Полковник глухо сказал, немигающим взглядом уставясь в пол:
— Черт с вами, игра проиграна... Это Черный.
— Нас интересует фамилия, а не кличка.
— Фамилию я не знаю.
— Я этому не верю.
— Воля ваша. Мне безразлично, верите ли вы мне или нет.
— Ладно. Что вы знаете о нем, кроме клички? — спросил Лагутин, не спуская с полковника глаз.
Ливанов заговорил медленно, через силу, словно с трудом избавляясь от мрачного наваждения:
— Во время мятежа он служил у начальника контрразведки Сурепова, в подвале банка на Варваринской допрашивал арестованных, а потом сам же их пристреливал. Из подвала почти не вылезал, так что в лицо его не многие знали, а фамилия, наверное, только Сурепову известна. Вот вы удивляетесь, откуда в нем такая жестокость, а Черного тоже можно понять — под огнем красной артиллерии погибла вся его семья. Сразу после этого он и пришел к Перхурову, чтобы отомстить вам. Теперь он ни перед чем не остановится, ему дети на «Фултоне» — живое напоминание о собственных, которые погибли.
— Вы оправдываете его?
— Я просто хочу сказать, что в вашей классовой теории не все учтено, и, может быть, не учтено самое главное. Судя по всему, Черный из интеллигентов, до революции в роскоши не купался, а оказался с нами, — как вы пишете, ставленниками помещиков и буржуазии. А сколько крестьян с нами? Спрашивается — почему? По-вашему — мужик должен бездумно за рабочим идти, а у него свое представление о счастье. Вот он и мечется, свою правду отстоять не может и с чужой никак не согласится. Так что, Лагутин, зря вы о скором пришествии всеобщей справедливости мечтаете. Пророков и до вас было много, а всех рано или поздно развенчивали, потому что нельзя беспокойную человеческую душу хоть классовой, хоть какой другой теории навсегда подчинить...

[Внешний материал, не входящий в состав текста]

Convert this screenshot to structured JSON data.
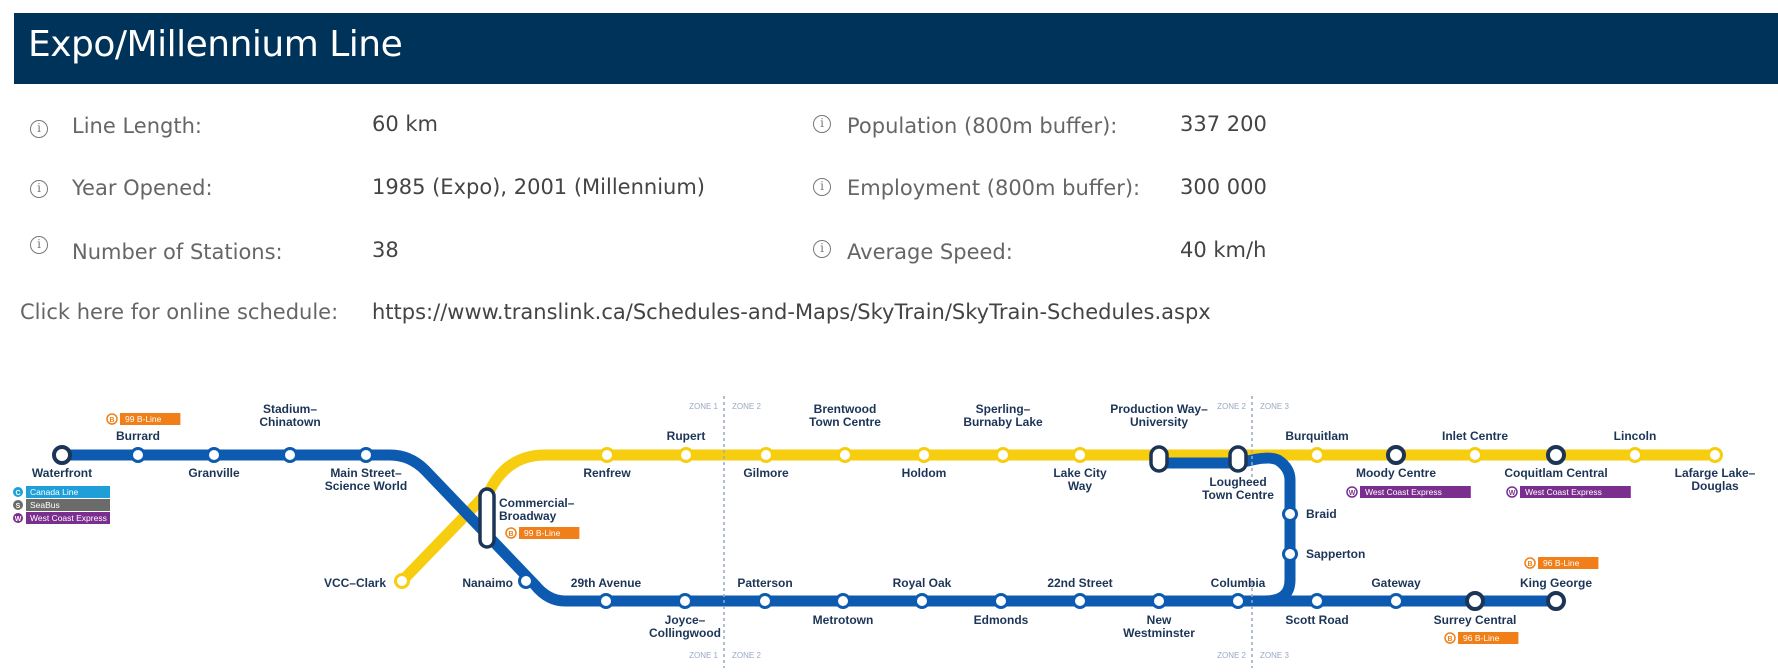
{
  "header": {
    "title": "Expo/Millennium Line"
  },
  "info": {
    "line_length": {
      "label": "Line Length:",
      "value": "60 km"
    },
    "year_opened": {
      "label": "Year Opened:",
      "value": "1985 (Expo), 2001 (Millennium)"
    },
    "num_stations": {
      "label": "Number of Stations:",
      "value": "38"
    },
    "population": {
      "label": "Population (800m buffer):",
      "value": "337 200"
    },
    "employment": {
      "label": "Employment (800m buffer):",
      "value": "300 000"
    },
    "avg_speed": {
      "label": "Average Speed:",
      "value": "40 km/h"
    }
  },
  "schedule": {
    "label": "Click here for online schedule:",
    "url": "https://www.translink.ca/Schedules-and-Maps/SkyTrain/SkyTrain-Schedules.aspx"
  },
  "map": {
    "colors": {
      "expo": "#0c5bb0",
      "millennium": "#f7cd0f",
      "bline": "#f07f1a",
      "wce": "#7a2e8e",
      "canada": "#1f9fd8",
      "seabus": "#6b6b6b",
      "zone": "#9aa9c4"
    },
    "stations": {
      "waterfront": "Waterfront",
      "burrard": "Burrard",
      "granville": "Granville",
      "stadium": "Stadium–\nChinatown",
      "main_street": "Main Street–\nScience World",
      "commercial": "Commercial–\nBroadway",
      "vcc_clark": "VCC–Clark",
      "nanaimo": "Nanaimo",
      "29th_avenue": "29th Avenue",
      "joyce": "Joyce–\nCollingwood",
      "patterson": "Patterson",
      "metrotown": "Metrotown",
      "royal_oak": "Royal Oak",
      "edmonds": "Edmonds",
      "22nd_street": "22nd Street",
      "new_westminster": "New\nWestminster",
      "columbia": "Columbia",
      "sapperton": "Sapperton",
      "braid": "Braid",
      "scott_road": "Scott Road",
      "gateway": "Gateway",
      "surrey_central": "Surrey Central",
      "king_george": "King George",
      "renfrew": "Renfrew",
      "rupert": "Rupert",
      "gilmore": "Gilmore",
      "brentwood": "Brentwood\nTown Centre",
      "holdom": "Holdom",
      "sperling": "Sperling–\nBurnaby Lake",
      "lake_city": "Lake City\nWay",
      "production_way": "Production Way–\nUniversity",
      "lougheed": "Lougheed\nTown Centre",
      "burquitlam": "Burquitlam",
      "moody_centre": "Moody Centre",
      "inlet_centre": "Inlet Centre",
      "coquitlam_central": "Coquitlam Central",
      "lincoln": "Lincoln",
      "lafarge": "Lafarge Lake–\nDouglas"
    },
    "badges": {
      "bline": "99 B-Line",
      "bline_96": "96 B-Line",
      "wce": "West Coast Express"
    },
    "legend": {
      "canada_line": "Canada Line",
      "seabus": "SeaBus",
      "wce": "West Coast Express"
    },
    "zones": {
      "z1": "ZONE 1",
      "z2": "ZONE 2",
      "z3": "ZONE 3"
    }
  }
}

Лагутин не перебивал полковника — понял: тому надо выговориться, облегчить ту самую душу, о которой он постоянно твердил. Сколько таких и похожих «откровений» председатель губчека выслушал в этом кабинете!
Дождавшись, когда Ливанов выговорился, Лагутин вернулся к допросу:
— Я еще раз спрашиваю фамилию Черного.
Полковник воскликнул, срывая голос:
— Клянусь, я не знаю ее!
— Где вы с ним познакомились?
— В контрразведке у Сурепова. Он поручил Черному избить меня, прежде чем отправить в подвал, где сидели арестованные большевики.
— Интересное поручение. Ну, и как Черный справился с ним?
Ливанов чуть заметно поежился:
— Чего-чего, а бить он умеет. Правда, бил лишь по лицу и вполсилы, чтобы только синяки остались, но нетрудно было представить, как он бьет по-настоящему. Такой кулаком и убить может, хотя с виду обыкновенный, заурядный человек.
— Опишите его.
— Среднего роста. Черноволосый. Лицо несколько вытянутое. Глаза серые. Когда злится, уставится на тебя, словно гипнотизирует. Но вывести его из себя трудно, с улыбкой убьет и не поморщится. Вот, пожалуй, и все. Всегда подтянут, одет аккуратно, подумаешь — учитель или конторщик.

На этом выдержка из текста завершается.